Her father had been one of the Kikuyu slum lords of Kibera. When she was young, her father passed away leaving his Kibera property with his wife and kids. Waithera finally inherited the Kibera houses which were a total of 600 units. They ranged from as low as 800bob a house to 5k a house. Her brother had inherited some tin shacks in Ruiru as well but he passed away in a road accident, so Waithera took control of the property for 7 years. These were some more 150 units renting for 1k each.

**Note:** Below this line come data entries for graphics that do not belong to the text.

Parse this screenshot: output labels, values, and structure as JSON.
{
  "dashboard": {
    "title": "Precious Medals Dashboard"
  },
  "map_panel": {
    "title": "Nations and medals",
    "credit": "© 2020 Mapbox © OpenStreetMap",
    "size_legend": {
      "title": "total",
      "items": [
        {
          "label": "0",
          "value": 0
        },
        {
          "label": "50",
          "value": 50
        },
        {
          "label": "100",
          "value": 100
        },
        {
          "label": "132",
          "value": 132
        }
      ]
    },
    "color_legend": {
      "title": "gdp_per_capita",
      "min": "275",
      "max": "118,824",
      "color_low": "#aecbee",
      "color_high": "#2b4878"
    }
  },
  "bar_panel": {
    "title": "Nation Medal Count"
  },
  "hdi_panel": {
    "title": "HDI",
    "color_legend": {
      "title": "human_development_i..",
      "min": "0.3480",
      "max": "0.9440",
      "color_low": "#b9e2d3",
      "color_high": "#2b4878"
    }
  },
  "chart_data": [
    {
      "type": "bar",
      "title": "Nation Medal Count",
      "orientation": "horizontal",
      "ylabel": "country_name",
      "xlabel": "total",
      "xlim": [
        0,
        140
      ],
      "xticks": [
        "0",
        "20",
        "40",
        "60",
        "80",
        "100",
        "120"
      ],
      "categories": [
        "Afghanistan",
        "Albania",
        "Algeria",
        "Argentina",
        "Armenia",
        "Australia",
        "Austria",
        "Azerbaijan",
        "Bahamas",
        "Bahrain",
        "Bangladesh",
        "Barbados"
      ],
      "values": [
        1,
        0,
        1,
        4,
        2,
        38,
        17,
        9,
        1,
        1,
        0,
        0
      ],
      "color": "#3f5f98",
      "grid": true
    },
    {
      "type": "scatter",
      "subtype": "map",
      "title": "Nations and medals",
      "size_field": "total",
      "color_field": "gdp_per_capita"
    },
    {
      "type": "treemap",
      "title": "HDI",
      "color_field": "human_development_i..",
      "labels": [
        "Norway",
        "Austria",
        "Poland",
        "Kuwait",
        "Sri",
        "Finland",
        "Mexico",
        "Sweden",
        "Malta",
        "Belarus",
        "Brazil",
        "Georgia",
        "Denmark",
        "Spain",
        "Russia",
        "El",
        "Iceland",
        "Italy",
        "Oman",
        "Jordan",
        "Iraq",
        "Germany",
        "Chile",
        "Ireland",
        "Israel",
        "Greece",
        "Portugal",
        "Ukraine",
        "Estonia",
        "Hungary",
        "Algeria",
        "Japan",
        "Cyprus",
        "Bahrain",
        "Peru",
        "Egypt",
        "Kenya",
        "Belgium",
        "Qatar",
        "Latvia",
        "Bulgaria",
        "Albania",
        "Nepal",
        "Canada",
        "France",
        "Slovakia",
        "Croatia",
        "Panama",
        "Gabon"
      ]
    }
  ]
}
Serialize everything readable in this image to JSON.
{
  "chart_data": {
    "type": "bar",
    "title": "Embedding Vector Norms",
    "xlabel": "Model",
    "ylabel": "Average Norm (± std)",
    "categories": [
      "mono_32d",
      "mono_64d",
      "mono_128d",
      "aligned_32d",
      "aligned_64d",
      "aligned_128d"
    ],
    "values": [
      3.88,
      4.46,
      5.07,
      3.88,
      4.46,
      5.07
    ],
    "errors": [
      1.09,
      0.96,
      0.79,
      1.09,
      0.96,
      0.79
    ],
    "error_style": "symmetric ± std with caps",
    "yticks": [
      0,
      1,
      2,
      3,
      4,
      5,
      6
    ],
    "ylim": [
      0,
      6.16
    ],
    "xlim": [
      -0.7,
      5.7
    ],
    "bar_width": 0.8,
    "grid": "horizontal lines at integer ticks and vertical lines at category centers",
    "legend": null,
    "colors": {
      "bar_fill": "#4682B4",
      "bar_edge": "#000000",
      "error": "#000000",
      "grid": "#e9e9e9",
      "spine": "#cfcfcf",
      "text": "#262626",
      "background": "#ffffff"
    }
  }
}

These units were spread in different places of Ruiru. With this formula, using her cash flow, Waithera built 1000 more slum houses spread in 6 different towns. Her younger sister returned from overseas studies and ran their late brother’s Ruiru tin shacks. In total Waithera had about 2500 mabati rooms spread in various towns. At an average of 1500 per mabati house, her potential monthly income was in the province of 3.75M. Add onto other activities like farming and her salon, she must have been making about 5M a month. More than double of the president’s salary.
‘Kip, this salon is where I meet my friends and where I exercise my passion. Sometimes I don’t even break even here but I’m not worried. Also, I started my masters at USIU and my friends can’t know that I make money from mabati houses (Laughter) . How can I explain my Prado? So I started this business to make them feel comfortable and also to meet business leaders in this office. In fact, I am the one who takes care of Pat ( husband) and he enjoys it…I enjoy it too. People think he gets government tenders because they see us invited by politicians lakini, it’s all hustling in the slums.
Young men, work hard. As you walk from industrial area everyday because you can’t afford fare since you’re saving your 2K rent, just know that your care taker or landlord is a front for the real slum lords who sit in air conditioned offices and play golf with your favorite politicians.
Waithera retired her ego and played smart.